Kyocera Communications, Inc. (from Japanese: 京セラ Kyōsera) is an American manufacturer of mobile phones for wireless service providers in the United States and Canada. Kyocera Communications, Inc. is a wholly owned subsidiary of Kyocera Corporation, which also manufactures mobile phones for the Japanese wireless market under various brands.

==History==

KWC was originally formed in February 2000 when Kyocera acquired Qualcomm's San Diego, California-based terrestrial handset division. Upon the purchase of Qualcomm's business unit, Kyocera formed Kyocera Wireless Corp. (KWC).

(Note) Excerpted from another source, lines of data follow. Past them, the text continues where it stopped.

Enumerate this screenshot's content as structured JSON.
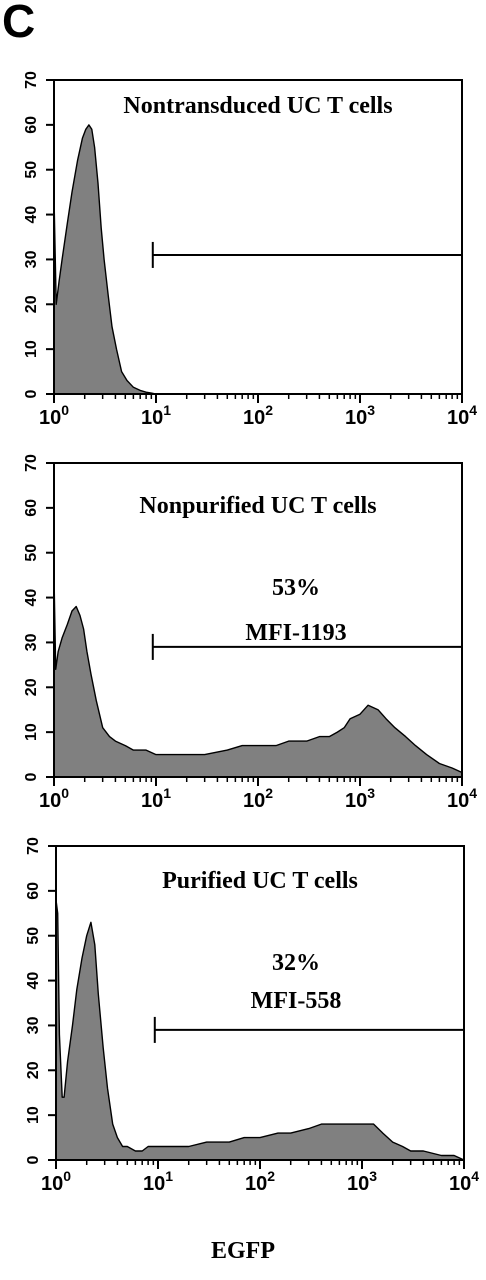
{
  "figure": {
    "panel_letter": "C",
    "xlabel": "EGFP"
  },
  "chart_data": [
    {
      "type": "area",
      "title": "Nontransduced UC T cells",
      "x_scale": "log",
      "xlim": [
        1,
        10000
      ],
      "ylim": [
        0,
        70
      ],
      "x_ticks": [
        1,
        10,
        100,
        1000,
        10000
      ],
      "x_tick_labels": [
        {
          "base": "10",
          "exp": "0"
        },
        {
          "base": "10",
          "exp": "1"
        },
        {
          "base": "10",
          "exp": "2"
        },
        {
          "base": "10",
          "exp": "3"
        },
        {
          "base": "10",
          "exp": "4"
        }
      ],
      "y_ticks": [
        0,
        10,
        20,
        30,
        40,
        50,
        60,
        70
      ],
      "y_tick_labels": [
        "0",
        "10",
        "20",
        "30",
        "40",
        "50",
        "60",
        "70"
      ],
      "series": [
        {
          "fill": "#808080",
          "x": [
            1,
            1.05,
            1.12,
            1.2,
            1.35,
            1.5,
            1.7,
            1.9,
            2.05,
            2.2,
            2.35,
            2.5,
            2.7,
            2.9,
            3.1,
            3.4,
            3.7,
            4.1,
            4.6,
            5.2,
            6,
            7,
            8,
            9,
            10
          ],
          "y": [
            44,
            20,
            25,
            30,
            38,
            45,
            52,
            57,
            59,
            60,
            59,
            55,
            47,
            37,
            30,
            22,
            15,
            10,
            5,
            3,
            1.5,
            0.8,
            0.4,
            0.2,
            0
          ]
        }
      ],
      "gate": {
        "x_start": 9.3,
        "x_end": 10000,
        "y": 31
      },
      "annotations": []
    },
    {
      "type": "area",
      "title": "Nonpurified UC T cells",
      "x_scale": "log",
      "xlim": [
        1,
        10000
      ],
      "ylim": [
        0,
        70
      ],
      "x_ticks": [
        1,
        10,
        100,
        1000,
        10000
      ],
      "x_tick_labels": [
        {
          "base": "10",
          "exp": "0"
        },
        {
          "base": "10",
          "exp": "1"
        },
        {
          "base": "10",
          "exp": "2"
        },
        {
          "base": "10",
          "exp": "3"
        },
        {
          "base": "10",
          "exp": "4"
        }
      ],
      "y_ticks": [
        0,
        10,
        20,
        30,
        40,
        50,
        60,
        70
      ],
      "y_tick_labels": [
        "0",
        "10",
        "20",
        "30",
        "40",
        "50",
        "60",
        "70"
      ],
      "series": [
        {
          "fill": "#808080",
          "x": [
            1,
            1.04,
            1.1,
            1.2,
            1.35,
            1.5,
            1.65,
            1.8,
            1.95,
            2.1,
            2.3,
            2.6,
            3,
            3.5,
            4,
            5,
            6,
            8,
            10,
            15,
            20,
            30,
            50,
            70,
            100,
            150,
            200,
            300,
            400,
            500,
            600,
            700,
            800,
            1000,
            1200,
            1500,
            1800,
            2200,
            2800,
            3500,
            4500,
            6000,
            8000,
            10000
          ],
          "y": [
            45,
            24,
            28,
            31,
            34,
            37,
            38,
            36,
            33,
            28,
            23,
            17,
            11,
            9,
            8,
            7,
            6,
            6,
            5,
            5,
            5,
            5,
            6,
            7,
            7,
            7,
            8,
            8,
            9,
            9,
            10,
            11,
            13,
            14,
            16,
            15,
            13,
            11,
            9,
            7,
            5,
            3,
            2,
            1
          ]
        }
      ],
      "gate": {
        "x_start": 9.3,
        "x_end": 10000,
        "y": 29
      },
      "annotations": [
        "53%",
        "MFI-1193"
      ]
    },
    {
      "type": "area",
      "title": "Purified UC T cells",
      "x_scale": "log",
      "xlim": [
        1,
        10000
      ],
      "ylim": [
        0,
        70
      ],
      "x_ticks": [
        1,
        10,
        100,
        1000,
        10000
      ],
      "x_tick_labels": [
        {
          "base": "10",
          "exp": "0"
        },
        {
          "base": "10",
          "exp": "1"
        },
        {
          "base": "10",
          "exp": "2"
        },
        {
          "base": "10",
          "exp": "3"
        },
        {
          "base": "10",
          "exp": "4"
        }
      ],
      "y_ticks": [
        0,
        10,
        20,
        30,
        40,
        50,
        60,
        70
      ],
      "y_tick_labels": [
        "0",
        "10",
        "20",
        "30",
        "40",
        "50",
        "60",
        "70"
      ],
      "series": [
        {
          "fill": "#808080",
          "x": [
            1,
            1.04,
            1.08,
            1.15,
            1.2,
            1.3,
            1.45,
            1.6,
            1.8,
            2,
            2.2,
            2.4,
            2.6,
            2.9,
            3.2,
            3.6,
            4,
            4.5,
            5,
            6,
            7,
            8,
            10,
            15,
            20,
            30,
            50,
            70,
            100,
            150,
            200,
            300,
            400,
            500,
            700,
            1000,
            1300,
            1600,
            2000,
            2500,
            3000,
            4000,
            6000,
            8000,
            10000
          ],
          "y": [
            58,
            55,
            28,
            14,
            14,
            22,
            30,
            38,
            45,
            50,
            53,
            48,
            37,
            25,
            16,
            8,
            5,
            3,
            3,
            2,
            2,
            3,
            3,
            3,
            3,
            4,
            4,
            5,
            5,
            6,
            6,
            7,
            8,
            8,
            8,
            8,
            8,
            6,
            4,
            3,
            2,
            2,
            1,
            1,
            0
          ]
        }
      ],
      "gate": {
        "x_start": 9.3,
        "x_end": 10000,
        "y": 29
      },
      "annotations": [
        "32%",
        "MFI-558"
      ]
    }
  ]
}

In 2003, Kyocera Wireless India (KWI), based in Bangalore, was established as a fully owned subsidiary of KWC, expanding KWC's reach into India's CDMA markets. However, in September 2009, KWC sold KWI to Mindtree Ltd. of Bangalore, India.

In 2008, Kyocera Corp. acquired the mobile phone division of Sanyo Electric Co., Ltd. for $375 million, making it the world's sixth-largest cell phone company. On April 1, 2008, it took the North American assets of Sanyo and created Kyocera Sanyo Telecom, Inc. (KSTI). It also announced that it was entering the GSM handset market, with a focus on the Latin American market. Kyocera continued selling Sanyo-branded phones throughout 2010.

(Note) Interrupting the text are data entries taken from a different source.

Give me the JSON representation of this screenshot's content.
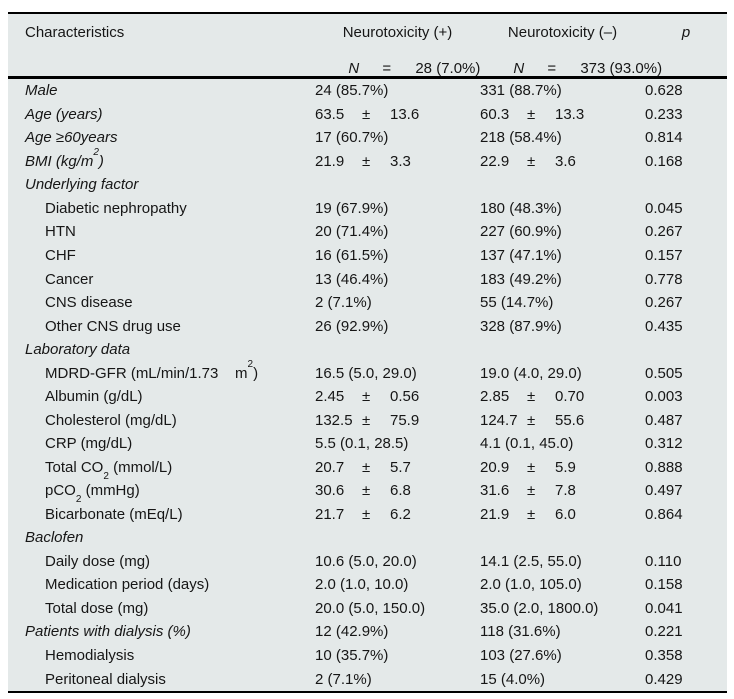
{
  "colors": {
    "table_background": "#e4e9e9",
    "text": "#161616",
    "rule": "#000000"
  },
  "table": {
    "pm_symbol": "±",
    "columns": {
      "characteristics": "Characteristics",
      "pos_group": "Neurotoxicity (+)",
      "neg_group": "Neurotoxicity (–)",
      "p": "p"
    },
    "subheader": {
      "pos": {
        "n_label": "N",
        "eq": "=",
        "value": "28 (7.0%)"
      },
      "neg": {
        "n_label": "N",
        "eq": "=",
        "value": "373 (93.0%)"
      }
    },
    "rows": [
      {
        "label": "Male",
        "indent": false,
        "pos": {
          "kind": "text",
          "value": "24 (85.7%)"
        },
        "neg": {
          "kind": "text",
          "value": "331 (88.7%)"
        },
        "p": "0.628"
      },
      {
        "label": "Age (years)",
        "indent": false,
        "pos": {
          "kind": "pm",
          "mean": "63.5",
          "sd": "13.6"
        },
        "neg": {
          "kind": "pm",
          "mean": "60.3",
          "sd": "13.3"
        },
        "p": "0.233"
      },
      {
        "label": "Age ≥60years",
        "indent": false,
        "pos": {
          "kind": "text",
          "value": "17 (60.7%)"
        },
        "neg": {
          "kind": "text",
          "value": "218 (58.4%)"
        },
        "p": "0.814"
      },
      {
        "label": [
          {
            "t": "BMI (kg/m"
          },
          {
            "t": "2",
            "sup": true
          },
          {
            "t": ")"
          }
        ],
        "indent": false,
        "pos": {
          "kind": "pm",
          "mean": "21.9",
          "sd": "3.3"
        },
        "neg": {
          "kind": "pm",
          "mean": "22.9",
          "sd": "3.6"
        },
        "p": "0.168"
      },
      {
        "label": "Underlying factor",
        "indent": false,
        "section": true
      },
      {
        "label": "Diabetic nephropathy",
        "indent": true,
        "pos": {
          "kind": "text",
          "value": "19 (67.9%)"
        },
        "neg": {
          "kind": "text",
          "value": "180 (48.3%)"
        },
        "p": "0.045"
      },
      {
        "label": "HTN",
        "indent": true,
        "pos": {
          "kind": "text",
          "value": "20 (71.4%)"
        },
        "neg": {
          "kind": "text",
          "value": "227 (60.9%)"
        },
        "p": "0.267"
      },
      {
        "label": "CHF",
        "indent": true,
        "pos": {
          "kind": "text",
          "value": "16 (61.5%)"
        },
        "neg": {
          "kind": "text",
          "value": "137 (47.1%)"
        },
        "p": "0.157"
      },
      {
        "label": "Cancer",
        "indent": true,
        "pos": {
          "kind": "text",
          "value": "13 (46.4%)"
        },
        "neg": {
          "kind": "text",
          "value": "183 (49.2%)"
        },
        "p": "0.778"
      },
      {
        "label": "CNS disease",
        "indent": true,
        "pos": {
          "kind": "text",
          "value": "2 (7.1%)"
        },
        "neg": {
          "kind": "text",
          "value": "55 (14.7%)"
        },
        "p": "0.267"
      },
      {
        "label": "Other CNS drug use",
        "indent": true,
        "pos": {
          "kind": "text",
          "value": "26 (92.9%)"
        },
        "neg": {
          "kind": "text",
          "value": "328 (87.9%)"
        },
        "p": "0.435"
      },
      {
        "label": "Laboratory data",
        "indent": false,
        "section": true
      },
      {
        "label": [
          {
            "t": "MDRD-GFR (mL/min/1.73    m"
          },
          {
            "t": "2",
            "sup": true
          },
          {
            "t": ")"
          }
        ],
        "indent": true,
        "pos": {
          "kind": "text",
          "value": "16.5 (5.0, 29.0)"
        },
        "neg": {
          "kind": "text",
          "value": "19.0 (4.0, 29.0)"
        },
        "p": "0.505"
      },
      {
        "label": "Albumin (g/dL)",
        "indent": true,
        "pos": {
          "kind": "pm",
          "mean": "2.45",
          "sd": "0.56"
        },
        "neg": {
          "kind": "pm",
          "mean": "2.85",
          "sd": "0.70"
        },
        "p": "0.003"
      },
      {
        "label": "Cholesterol (mg/dL)",
        "indent": true,
        "pos": {
          "kind": "pm",
          "mean": "132.5",
          "sd": "75.9"
        },
        "neg": {
          "kind": "pm",
          "mean": "124.7",
          "sd": "55.6"
        },
        "p": "0.487"
      },
      {
        "label": "CRP (mg/dL)",
        "indent": true,
        "pos": {
          "kind": "text",
          "value": "5.5 (0.1, 28.5)"
        },
        "neg": {
          "kind": "text",
          "value": "4.1 (0.1, 45.0)"
        },
        "p": "0.312"
      },
      {
        "label": [
          {
            "t": "Total CO"
          },
          {
            "t": "2",
            "sub": true
          },
          {
            "t": " (mmol/L)"
          }
        ],
        "indent": true,
        "pos": {
          "kind": "pm",
          "mean": "20.7",
          "sd": "5.7"
        },
        "neg": {
          "kind": "pm",
          "mean": "20.9",
          "sd": "5.9"
        },
        "p": "0.888"
      },
      {
        "label": [
          {
            "t": "pCO"
          },
          {
            "t": "2",
            "sub": true
          },
          {
            "t": " (mmHg)"
          }
        ],
        "indent": true,
        "pos": {
          "kind": "pm",
          "mean": "30.6",
          "sd": "6.8"
        },
        "neg": {
          "kind": "pm",
          "mean": "31.6",
          "sd": "7.8"
        },
        "p": "0.497"
      },
      {
        "label": "Bicarbonate (mEq/L)",
        "indent": true,
        "pos": {
          "kind": "pm",
          "mean": "21.7",
          "sd": "6.2"
        },
        "neg": {
          "kind": "pm",
          "mean": "21.9",
          "sd": "6.0"
        },
        "p": "0.864"
      },
      {
        "label": "Baclofen",
        "indent": false,
        "section": true
      },
      {
        "label": "Daily dose (mg)",
        "indent": true,
        "pos": {
          "kind": "text",
          "value": "10.6 (5.0, 20.0)"
        },
        "neg": {
          "kind": "text",
          "value": "14.1 (2.5, 55.0)"
        },
        "p": "0.110"
      },
      {
        "label": "Medication period (days)",
        "indent": true,
        "pos": {
          "kind": "text",
          "value": "2.0 (1.0, 10.0)"
        },
        "neg": {
          "kind": "text",
          "value": "2.0 (1.0, 105.0)"
        },
        "p": "0.158"
      },
      {
        "label": "Total dose (mg)",
        "indent": true,
        "pos": {
          "kind": "text",
          "value": "20.0 (5.0, 150.0)"
        },
        "neg": {
          "kind": "text",
          "value": "35.0 (2.0, 1800.0)"
        },
        "p": "0.041"
      },
      {
        "label": "Patients with dialysis (%)",
        "indent": false,
        "pos": {
          "kind": "text",
          "value": "12 (42.9%)"
        },
        "neg": {
          "kind": "text",
          "value": "118 (31.6%)"
        },
        "p": "0.221"
      },
      {
        "label": "Hemodialysis",
        "indent": true,
        "pos": {
          "kind": "text",
          "value": "10 (35.7%)"
        },
        "neg": {
          "kind": "text",
          "value": "103 (27.6%)"
        },
        "p": "0.358"
      },
      {
        "label": "Peritoneal dialysis",
        "indent": true,
        "pos": {
          "kind": "text",
          "value": "2 (7.1%)"
        },
        "neg": {
          "kind": "text",
          "value": "15 (4.0%)"
        },
        "p": "0.429"
      }
    ]
  }
}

On April 1, 2009, Kyocera announced the integration of KWC and KSTI, creating a new, consolidated division called Kyocera Communications, Inc. (KCI), with the headquarters remaining in its San Diego location. KCI remains one of North America's larger handset manufacturers, providing products to multiple wireless carriers including Cingular Wireless, AT&T, Boost Mobile, Cricket Wireless, MetroPCS, Public Mobile, Sprint Corporation, T-Mobile US, U.S. Cellular, Verizon Wireless, and Virgin Mobile USA.

In October 2011, Sprint began offering Kyocera's Dura Series, an exclusive line of rugged phones manufactured by Kyocera Communications using Sprint's new CDMA-based Push to talk service Sprint Direct Connect.

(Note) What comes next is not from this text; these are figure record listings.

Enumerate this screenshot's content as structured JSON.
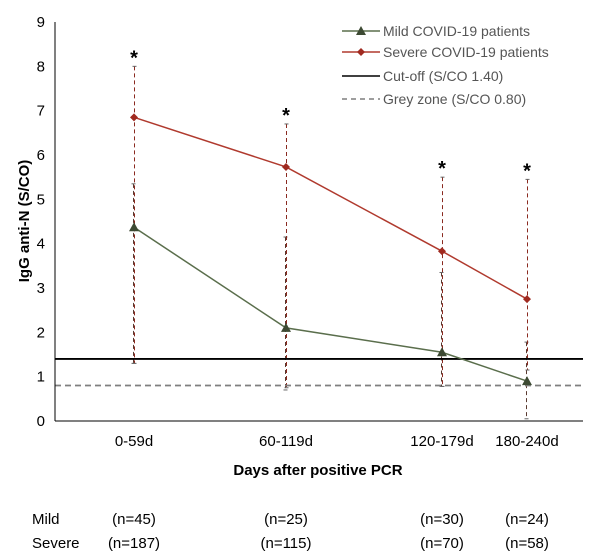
{
  "chart_data": {
    "type": "line",
    "title": "",
    "xlabel": "Days after positive PCR",
    "ylabel": "IgG anti-N (S/CO)",
    "ylim": [
      0,
      9
    ],
    "yticks": [
      "0",
      "1",
      "2",
      "3",
      "4",
      "5",
      "6",
      "7",
      "8",
      "9"
    ],
    "categories": [
      "0-59d",
      "60-119d",
      "120-179d",
      "180-240d"
    ],
    "grid": false,
    "legend_position": "top-right",
    "series": [
      {
        "name": "Mild COVID-19 patients",
        "marker": "triangle",
        "color": "#5a6e4c",
        "values": [
          4.37,
          2.1,
          1.55,
          0.9
        ],
        "error_low": [
          1.3,
          0.7,
          0.78,
          0.05
        ],
        "error_high": [
          5.35,
          4.15,
          3.35,
          1.78
        ]
      },
      {
        "name": "Severe COVID-19 patients",
        "marker": "diamond",
        "color": "#b03a2e",
        "values": [
          6.85,
          5.73,
          3.83,
          2.75
        ],
        "error_low": [
          1.3,
          0.75,
          0.78,
          1.15
        ],
        "error_high": [
          8.0,
          6.7,
          5.5,
          5.45
        ]
      }
    ],
    "reference_lines": [
      {
        "name": "Cut-off (S/CO 1.40)",
        "value": 1.4,
        "style": "solid",
        "color": "#000000"
      },
      {
        "name": "Grey zone (S/CO 0.80)",
        "value": 0.8,
        "style": "dashed",
        "color": "#7f7f7f"
      }
    ],
    "annotations": [
      {
        "category": "0-59d",
        "text": "*"
      },
      {
        "category": "60-119d",
        "text": "*"
      },
      {
        "category": "120-179d",
        "text": "*"
      },
      {
        "category": "180-240d",
        "text": "*"
      }
    ],
    "sample_sizes": [
      {
        "group": "Mild",
        "counts": [
          "(n=45)",
          "(n=25)",
          "(n=30)",
          "(n=24)"
        ]
      },
      {
        "group": "Severe",
        "counts": [
          "(n=187)",
          "(n=115)",
          "(n=70)",
          "(n=58)"
        ]
      }
    ]
  }
}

In August 2014, Kyocera released the Kyocera Brigadier, the first U.S. smartphone to be equipped with a display made of sapphire glass. This technology was carried over to the Verizon-distributed versions of the Duraforce Pro (announced August 2016, South Korea name Kyocera Torque) and the Duraforce Pro 2 (announced November 2018).

In 2022, Kyocera developed transmissive metasurface technology; a technology to improve performance and coverage area for 5G networks.

In April 2023, Kyocera acquired 37 acres of land in Isahaya City, Nagasaki Prefecture. The land was acquired to build a new smart factory that will produce ceramic components used in semiconductor applications and packages.